Tabada: ‘Tabi’

Tabada: ‘Tabi’

Interesting to follow are two foreigners who documented Visayans and the superstitions they believed at the turn of the century. Published in the July-September 1906 volume of “The Journal of American Folklore” is the paper written by W. H. Millington and Berton L. Maxfield on “Philippine (Visayan) Superstitions.”

Millington and Maxfield hold that the beneficent effects of the free public education introduced by the American colonizers were overpowered by the pre-colonial belief system; the “lizards, rats, and bats” that “swarm(ed)” and took over local households when the humans were away; and even the questionable actuations of neighbors that indoctrinated in Visayans “in general” the belief in “three kinds of spirits: the tamawos, dwendes, and asuangs.”

More often than not, the people—whether believers or skeptics—are more interesting than the belief. Millington and Maxfield scoff at the “half-educated people” who share the superstitions of the “lower classes” in our islands; in turn, I am as fascinated by these two authors who, in their unquestioning faith in rationality, education, and class, were not as different as they thought from the people they studied as specimens.

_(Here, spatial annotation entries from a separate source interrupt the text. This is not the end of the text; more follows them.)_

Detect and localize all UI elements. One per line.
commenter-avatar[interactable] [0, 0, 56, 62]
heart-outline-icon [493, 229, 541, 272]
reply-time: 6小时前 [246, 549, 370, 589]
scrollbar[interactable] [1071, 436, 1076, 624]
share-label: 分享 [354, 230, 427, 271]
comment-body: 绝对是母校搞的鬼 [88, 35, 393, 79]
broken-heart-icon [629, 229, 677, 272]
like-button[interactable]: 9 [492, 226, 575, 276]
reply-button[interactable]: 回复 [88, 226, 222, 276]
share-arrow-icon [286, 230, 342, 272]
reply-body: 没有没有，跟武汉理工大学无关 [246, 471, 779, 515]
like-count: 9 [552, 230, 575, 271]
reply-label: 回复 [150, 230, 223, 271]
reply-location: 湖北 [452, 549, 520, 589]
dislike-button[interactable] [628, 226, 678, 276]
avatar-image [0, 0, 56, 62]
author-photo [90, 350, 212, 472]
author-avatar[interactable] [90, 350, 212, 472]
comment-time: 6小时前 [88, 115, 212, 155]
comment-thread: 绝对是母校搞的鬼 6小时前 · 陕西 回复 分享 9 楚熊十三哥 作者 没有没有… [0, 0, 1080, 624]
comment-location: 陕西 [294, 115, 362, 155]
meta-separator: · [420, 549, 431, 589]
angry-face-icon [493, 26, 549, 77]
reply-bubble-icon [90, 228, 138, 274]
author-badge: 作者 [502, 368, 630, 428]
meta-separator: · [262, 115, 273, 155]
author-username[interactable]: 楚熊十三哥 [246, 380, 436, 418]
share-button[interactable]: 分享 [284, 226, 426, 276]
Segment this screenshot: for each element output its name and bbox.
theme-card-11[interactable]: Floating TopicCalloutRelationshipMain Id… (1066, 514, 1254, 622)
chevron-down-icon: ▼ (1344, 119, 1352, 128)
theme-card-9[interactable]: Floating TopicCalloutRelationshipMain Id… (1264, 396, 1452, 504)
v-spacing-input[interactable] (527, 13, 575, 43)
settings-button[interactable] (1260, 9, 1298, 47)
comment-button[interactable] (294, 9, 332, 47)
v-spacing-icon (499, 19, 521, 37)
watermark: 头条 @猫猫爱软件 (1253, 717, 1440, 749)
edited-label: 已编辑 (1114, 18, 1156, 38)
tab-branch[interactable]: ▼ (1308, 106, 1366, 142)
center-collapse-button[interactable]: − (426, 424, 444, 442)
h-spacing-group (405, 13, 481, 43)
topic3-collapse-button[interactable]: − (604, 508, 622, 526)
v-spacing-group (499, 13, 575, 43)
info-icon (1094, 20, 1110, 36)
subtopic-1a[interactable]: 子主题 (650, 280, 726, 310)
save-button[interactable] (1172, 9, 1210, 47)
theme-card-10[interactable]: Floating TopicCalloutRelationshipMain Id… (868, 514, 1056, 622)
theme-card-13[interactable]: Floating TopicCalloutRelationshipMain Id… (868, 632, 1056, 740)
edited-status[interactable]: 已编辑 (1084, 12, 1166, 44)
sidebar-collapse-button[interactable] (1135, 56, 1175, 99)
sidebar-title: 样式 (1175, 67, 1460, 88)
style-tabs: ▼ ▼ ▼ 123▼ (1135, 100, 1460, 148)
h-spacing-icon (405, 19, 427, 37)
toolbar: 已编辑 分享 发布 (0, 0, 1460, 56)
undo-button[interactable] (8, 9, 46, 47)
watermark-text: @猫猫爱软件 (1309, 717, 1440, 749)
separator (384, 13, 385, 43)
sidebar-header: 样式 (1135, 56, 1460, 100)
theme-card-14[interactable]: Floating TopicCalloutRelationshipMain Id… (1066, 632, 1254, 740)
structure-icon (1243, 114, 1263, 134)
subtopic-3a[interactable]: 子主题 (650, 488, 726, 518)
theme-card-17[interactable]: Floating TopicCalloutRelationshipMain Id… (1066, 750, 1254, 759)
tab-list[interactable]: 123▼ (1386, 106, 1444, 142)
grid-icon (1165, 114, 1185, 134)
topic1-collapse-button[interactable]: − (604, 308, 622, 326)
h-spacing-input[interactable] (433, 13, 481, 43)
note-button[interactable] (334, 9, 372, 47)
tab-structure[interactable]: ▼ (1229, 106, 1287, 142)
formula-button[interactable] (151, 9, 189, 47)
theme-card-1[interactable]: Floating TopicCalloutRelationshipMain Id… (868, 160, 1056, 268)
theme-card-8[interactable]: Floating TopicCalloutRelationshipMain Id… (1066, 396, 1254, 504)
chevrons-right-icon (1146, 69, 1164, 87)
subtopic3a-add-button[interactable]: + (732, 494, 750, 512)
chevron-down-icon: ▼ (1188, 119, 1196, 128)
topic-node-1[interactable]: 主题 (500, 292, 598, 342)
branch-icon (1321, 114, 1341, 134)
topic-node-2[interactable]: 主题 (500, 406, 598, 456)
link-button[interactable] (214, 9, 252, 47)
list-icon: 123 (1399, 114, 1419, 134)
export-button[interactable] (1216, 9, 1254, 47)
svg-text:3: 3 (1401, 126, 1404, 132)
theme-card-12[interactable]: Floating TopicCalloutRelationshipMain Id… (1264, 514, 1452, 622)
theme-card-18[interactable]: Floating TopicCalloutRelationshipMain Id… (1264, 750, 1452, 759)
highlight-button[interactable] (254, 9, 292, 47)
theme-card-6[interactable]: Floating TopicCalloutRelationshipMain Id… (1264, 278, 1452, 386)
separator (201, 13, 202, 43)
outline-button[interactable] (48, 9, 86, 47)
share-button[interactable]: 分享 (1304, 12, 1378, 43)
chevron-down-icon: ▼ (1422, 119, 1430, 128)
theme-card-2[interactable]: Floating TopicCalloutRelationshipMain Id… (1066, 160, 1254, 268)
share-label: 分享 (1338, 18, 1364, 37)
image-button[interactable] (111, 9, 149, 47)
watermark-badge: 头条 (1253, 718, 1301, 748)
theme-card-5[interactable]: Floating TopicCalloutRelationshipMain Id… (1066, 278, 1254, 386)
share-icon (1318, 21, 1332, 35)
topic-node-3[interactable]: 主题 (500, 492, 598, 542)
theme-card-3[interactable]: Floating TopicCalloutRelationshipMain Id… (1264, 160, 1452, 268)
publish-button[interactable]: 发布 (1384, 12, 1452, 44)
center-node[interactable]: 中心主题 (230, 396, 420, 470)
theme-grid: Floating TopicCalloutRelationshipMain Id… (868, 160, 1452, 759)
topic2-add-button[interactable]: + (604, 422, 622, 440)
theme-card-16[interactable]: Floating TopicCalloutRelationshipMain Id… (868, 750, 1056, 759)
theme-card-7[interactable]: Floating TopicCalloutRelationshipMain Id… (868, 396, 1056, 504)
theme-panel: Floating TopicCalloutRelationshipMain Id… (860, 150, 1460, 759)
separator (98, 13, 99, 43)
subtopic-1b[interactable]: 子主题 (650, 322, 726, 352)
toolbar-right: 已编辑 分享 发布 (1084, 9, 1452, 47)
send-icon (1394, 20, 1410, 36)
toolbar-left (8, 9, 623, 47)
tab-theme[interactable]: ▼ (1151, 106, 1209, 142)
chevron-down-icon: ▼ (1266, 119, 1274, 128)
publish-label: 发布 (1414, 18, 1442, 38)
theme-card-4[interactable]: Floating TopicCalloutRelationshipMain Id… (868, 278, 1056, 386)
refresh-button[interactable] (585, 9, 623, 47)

The second to the last page of their paper mentions that on the evening of Nov. 2 or All Souls’ Day, the superstitious Visayans—at least, “most of the lowest class”—prepare a sumptuous supper and put this on the ground as offering to the souls of their departed.

Would Millington and Maxfield (or their shades) be interested to know that the practice continues on Nov. 2 more than a century later? Did they speculate how poor Visayans could afford to lay out a “rich supper” for the unseen when they themselves were starving?

I prefer the version taught to my sister and I by Yaya, born on Nov. 2 or “Kalag-Kalag.”

In feasts, the living take precedence over the dead. This woman taught us to light candles at twilight outside our home so the light would guide the “kalag (soul)” wandering on Kalag-Kalag.

I thought this intent was risky after imbibing in her injunction to always say aloud, “tabi tabi po (excuse me)” when walking outside in the dark to avoid intruding into the spirit space Millington and Maxfield diminished into an offshoot of poverty and ignorance, stratified into the cultured but acquisitive tamawo prone to luring children into their glass castles installed under earth mounds; the seditious dwende who crash into people’s gardens; and the “cama-cama” who dwell in wells and covertly pinch black and blue couples courting by moonlight.

When I voiced my doubts aloud, Yaya assured us that the light from candles and prayers draw the right spirits to us. Tabi, tabi, po.